Contrariamente al pensamiento económico desarrollado desde Adam Smith, el libro
refuerza el mito de que el proteccionismo enriquece a las naciones que lo
practican.
Stiglitz
acusa a Occidente de manejar la agenda de la globalización, "asegurándose de
recibir una tajada desproporcionada de los beneficios a expensas de las
naciones en vías de desarrollo". ¿Cómo han hecho los países ricos para
asegurarse esos "beneficios?" De acuerdo a Stiglitz, evitando abrir sus
mercados a las exportaciones de los países pobres tales como los textiles y el
azúcar, mientras que insisten en exigirles que abran sus mercados a las
exportaciones del mundo desarrollado, además de subsidiar en forma permanente
su agricultura mientras persisten en reclamarles a los países del Tercer Mundo
que eliminen sus subsidios industriales.
Todo
lo anterior es un absurdo económico. El más básico de los análisis económicos
introductorios es capaz de demostrar que la imposición de barreras comerciales
a las importaciones provenientes de los países pobres constituye un daño a la
propia economía, no un beneficio. Los subsidios Occidentales a la agricultura,
cuestan ingentes recursos a los contribuyentes y consumidores, dejando al
conjunto de la sociedad en peores condiciones. Por supuesto, las barreras y
subsidios establecidos por los gobiernos de los países ricos perjudican a las
naciones en desarrollo, pero dañan a sus propios países aún más. Un reciente
estudio del FMI encontró que la intervención agrícola le cuesta a los países
desarrollados 92.000 millones de dólares en pérdidas de bienestar, en
comparación con una pérdida de 8.000 millones de dólares en los países pobres.

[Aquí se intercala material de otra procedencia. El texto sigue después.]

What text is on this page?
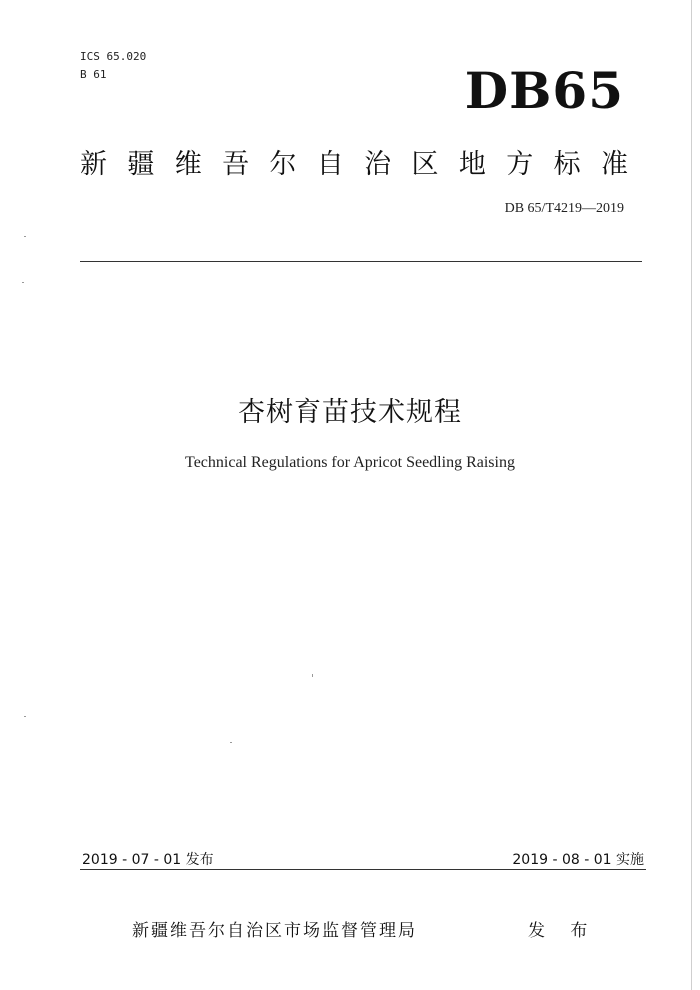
ICS 65.020
B 61	DB65
新 疆 维 吾 尔 自 治 区 地 方 标 准
DB 65/T4219—2019
杏树育苗技术规程
Technical Regulations for Apricot Seedling Raising
2019 - 07 - 01 发布	2019 - 08 - 01 实施
新疆维吾尔自治区市场监督管理局	发 布
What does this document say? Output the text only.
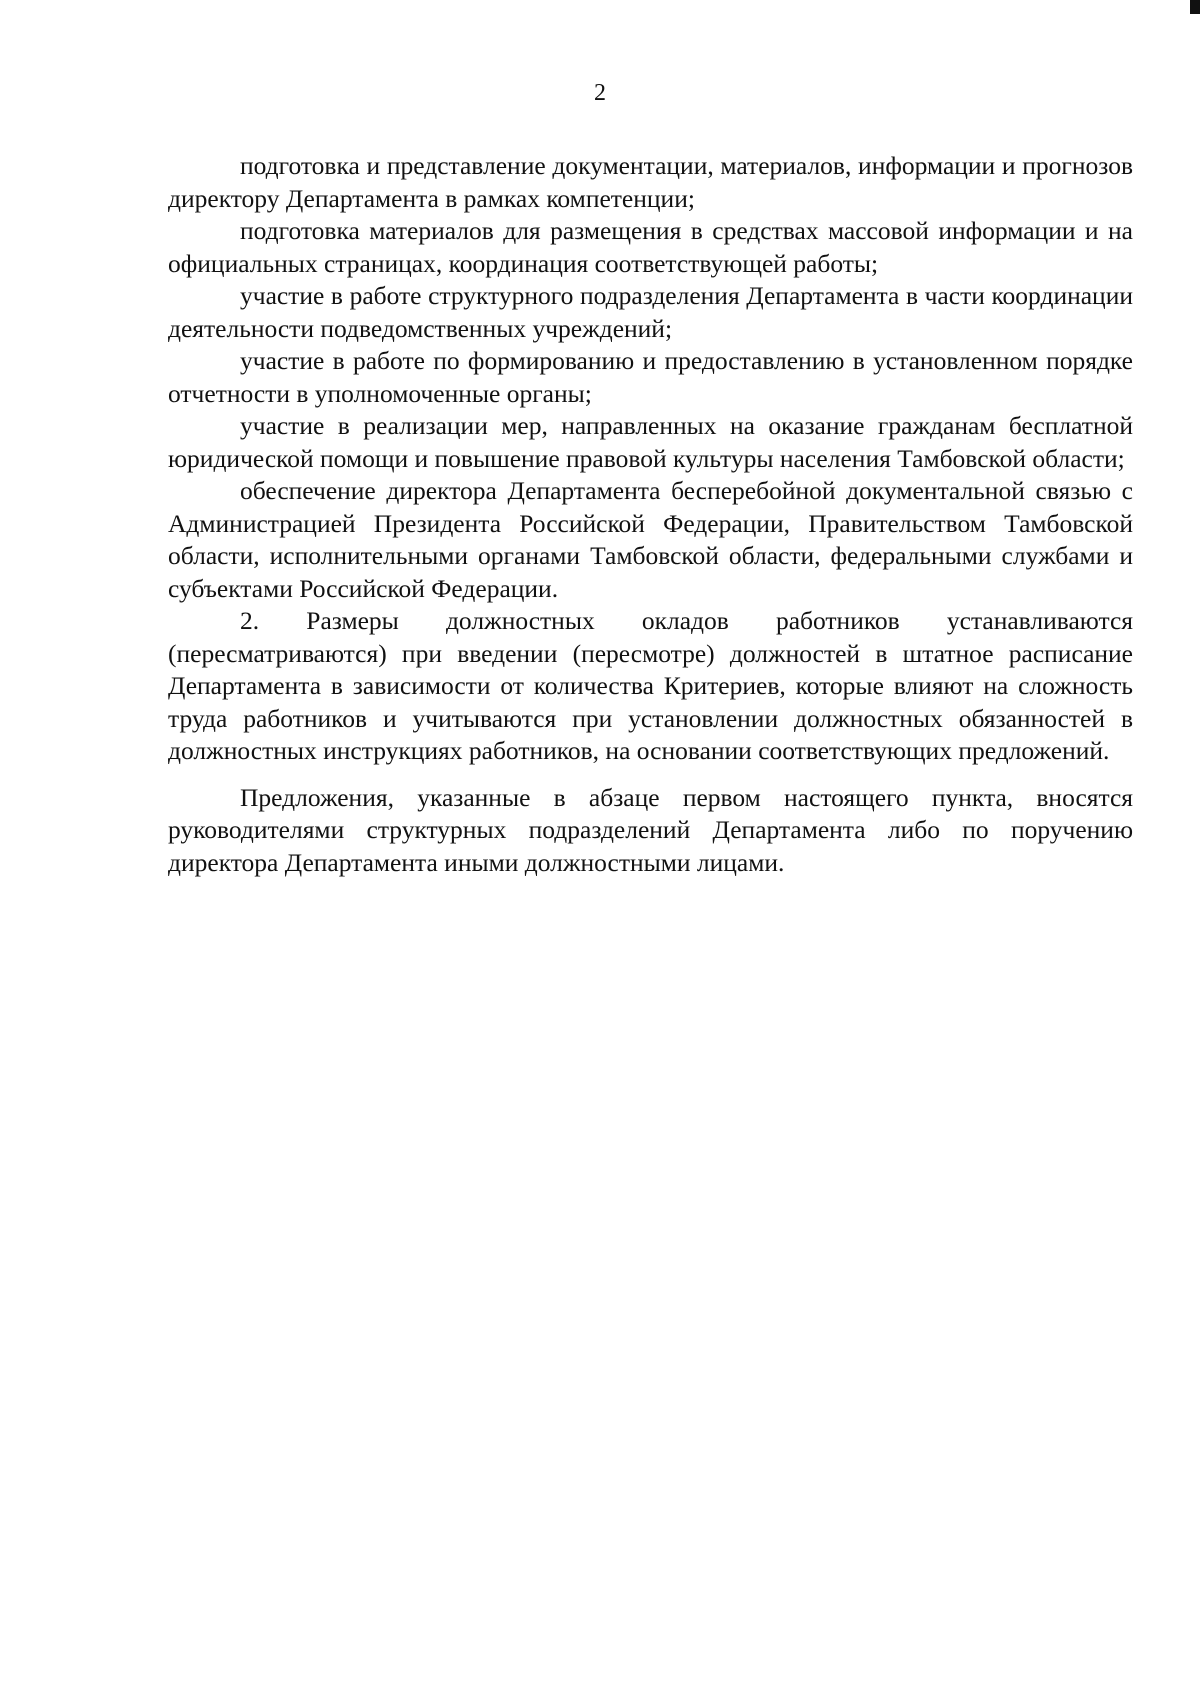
2

подготовка и представление документации, материалов, информации и прогнозов директору Департамента в рамках компетенции;

подготовка материалов для размещения в средствах массовой информации и на официальных страницах, координация соответствующей работы;

участие в работе структурного подразделения Департамента в части координации деятельности подведомственных учреждений;

участие в работе по формированию и предоставлению в установленном порядке отчетности в уполномоченные органы;

участие в реализации мер, направленных на оказание гражданам бесплатной юридической помощи и повышение правовой культуры населения Тамбовской области;

обеспечение директора Департамента бесперебойной документальной связью с Администрацией Президента Российской Федерации, Правительством Тамбовской области, исполнительными органами Тамбовской области, федеральными службами и субъектами Российской Федерации.

2. Размеры должностных окладов работников устанавливаются (пересматриваются) при введении (пересмотре) должностей в штатное расписание Департамента в зависимости от количества Критериев, которые влияют на сложность труда работников и учитываются при установлении должностных обязанностей в должностных инструкциях работников, на основании соответствующих предложений.

Предложения, указанные в абзаце первом настоящего пункта, вносятся руководителями структурных подразделений Департамента либо по поручению директора Департамента иными должностными лицами.
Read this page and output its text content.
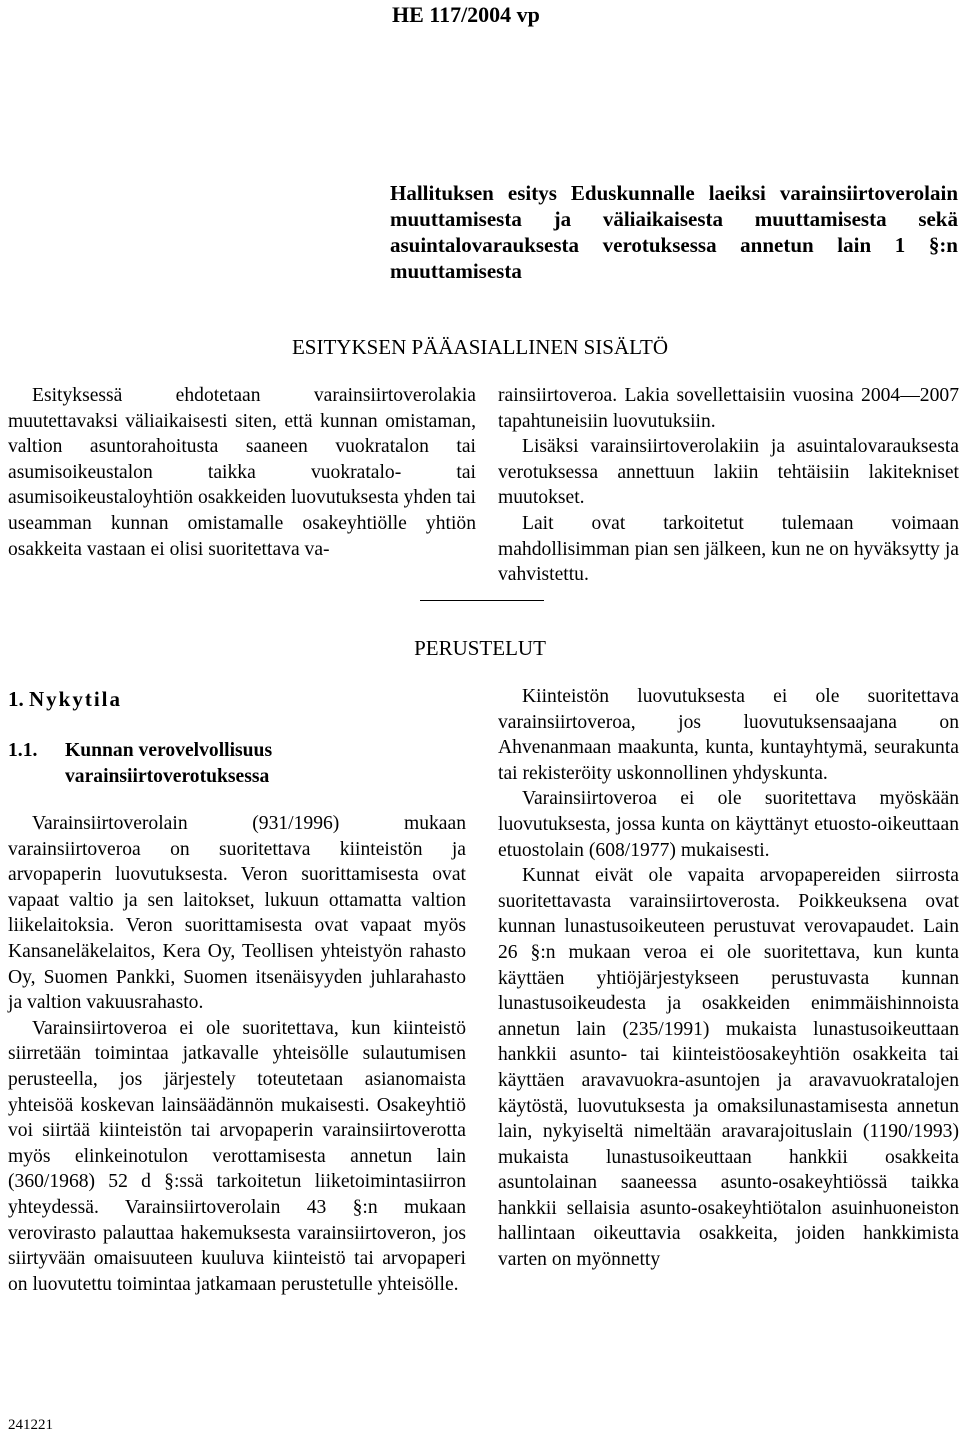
HE 117/2004 vp
Hallituksen esitys Eduskunnalle laeiksi varainsiirtoverolain muuttamisesta ja väliaikaisesta muuttamisesta sekä asuintalovarauksesta verotuksessa annetun lain 1 §:n muuttamisesta
ESITYKSEN PÄÄASIALLINEN SISÄLTÖ

Esityksessä ehdotetaan varainsiirtoverolakia muutettavaksi väliaikaisesti siten, että kunnan omistaman, valtion asuntorahoitusta saaneen vuokratalon tai asumisoikeustalon taikka vuokratalo- tai asumisoikeustaloyhtiön osakkeiden luovutuksesta yhden tai useamman kunnan omistamalle osakeyhtiölle yhtiön osakkeita vastaan ei olisi suoritettava va-

rainsiirtoveroa. Lakia sovellettaisiin vuosina 2004—2007 tapahtuneisiin luovutuksiin.

Lisäksi varainsiirtoverolakiin ja asuintalovarauksesta verotuksessa annettuun lakiin tehtäisiin lakitekniset muutokset.

Lait ovat tarkoitetut tulemaan voimaan mahdollisimman pian sen jälkeen, kun ne on hyväksytty ja vahvistettu.

PERUSTELUT
1. Nykytila
1.1.	Kunnan verovelvollisuus varainsiirtoverotuksessa

Varainsiirtoverolain (931/1996) mukaan varainsiirtoveroa on suoritettava kiinteistön ja arvopaperin luovutuksesta. Veron suorittamisesta ovat vapaat valtio ja sen laitokset, lukuun ottamatta valtion liikelaitoksia. Veron suorittamisesta ovat vapaat myös Kansaneläkelaitos, Kera Oy, Teollisen yhteistyön rahasto Oy, Suomen Pankki, Suomen itsenäisyyden juhlarahasto ja valtion vakuusrahasto.

Varainsiirtoveroa ei ole suoritettava, kun kiinteistö siirretään toimintaa jatkavalle yhteisölle sulautumisen perusteella, jos järjestely toteutetaan asianomaista yhteisöä koskevan lainsäädännön mukaisesti. Osakeyhtiö voi siirtää kiinteistön tai arvopaperin varainsiirtoverotta myös elinkeinotulon verottamisesta annetun lain (360/1968) 52 d §:ssä tarkoitetun liiketoimintasiirron yhteydessä. Varainsiirtoverolain 43 §:n mukaan verovirasto palauttaa hakemuksesta varainsiirtoveron, jos siirtyvään omaisuuteen kuuluva kiinteistö tai arvopaperi on luovutettu toimintaa jatkamaan perustetulle yhteisölle.

Kiinteistön luovutuksesta ei ole suoritettava varainsiirtoveroa, jos luovutuksensaajana on Ahvenanmaan maakunta, kunta, kuntayhtymä, seurakunta tai rekisteröity uskonnollinen yhdyskunta.

Varainsiirtoveroa ei ole suoritettava myöskään luovutuksesta, jossa kunta on käyttänyt etuosto-oikeuttaan etuostolain (608/1977) mukaisesti.

Kunnat eivät ole vapaita arvopapereiden siirrosta suoritettavasta varainsiirtoverosta. Poikkeuksena ovat kunnan lunastusoikeuteen perustuvat verovapaudet. Lain 26 §:n mukaan veroa ei ole suoritettava, kun kunta käyttäen yhtiöjärjestykseen perustuvasta kunnan lunastusoikeudesta ja osakkeiden enimmäishinnoista annetun lain (235/1991) mukaista lunastusoikeuttaan hankkii asunto- tai kiinteistöosakeyhtiön osakkeita tai käyttäen aravavuokra-asuntojen ja aravavuokratalojen käytöstä, luovutuksesta ja omaksilunastamisesta annetun lain, nykyiseltä nimeltään aravarajoituslain (1190/1993) mukaista lunastusoikeuttaan hankkii osakkeita asuntolainan saaneessa asunto-osakeyhtiössä taikka hankkii sellaisia asunto-osakeyhtiötalon asuinhuoneiston hallintaan oikeuttavia osakkeita, joiden hankkimista varten on myönnetty

241221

La desviación del libre comercio no le genera a Occidente "una tajada
desproporcionada de los beneficios", pero de hecho una fracción
desproporcionada de los costos.
Stiglitz
hace eco de la tesis de Pat Buchanan acerca de que Occidente se enriqueció a
través de una "protección inteligente y selectiva de algunas de sus industrias
hasta que fueron lo suficientemente fuertes como para competir con las
compañías extranjeras". En realidad, Estados Unidos se enriqueció a pesar del
fuerte proteccionismo del siglo XIX. Una investigación hecha por Douglas Irwin
de Dartmouth y otros muestra que las industrias protegidas no fueron
precisamente líderes en productividad, y que el proteccionismo en realidad
retardó el crecimiento al crear monopolios domésticos y elevar el costo de los
bienes de capital. Al presentar el proteccionismo como un "beneficio" y un
camino comprobado hacia la prosperidad, Stiglitz únicamente fomenta políticas
en los países pobres que mantienen a cientos de millones de personas atrapadas
en una aplastante pobreza.
Cuando no
está cuestionando el libre comercio, Stiglitz se ocupa de desprestigiar el
libre flujo de capitales. De acuerdo al libro, la causa de la crisis financiera
del Este Asiático puede ser achacada casi por completo a un único factor: la
liberalización de la cuenta de capitales. Él culpa a la liberalización
promovida por el FMI de permitir que el "dinero golondrina" de corto plazo
escape de los países vulnerables a la primera señal de problemas. Si los
controles de capitales hubiesen sido impuestos, tal como Stiglitz recomendó en
esa época, supuestamente la catástrofe se habría amortiguado o evitado
completamente.
Stiglitz
elogia a Malasia por haberse rehusado a las recomendaciones del FMI durante la
crisis de 1997-1998 al imponer controles de capitales para detener la salida de
los flujos de corto plazo. Como resultado, de acuerdo a Stiglitz, "el impacto
fue menos profundo y duradero en Malasia que en cualquiera de los otros
países", pero no muestra evidencia alguna para sustentar dicha afirmación.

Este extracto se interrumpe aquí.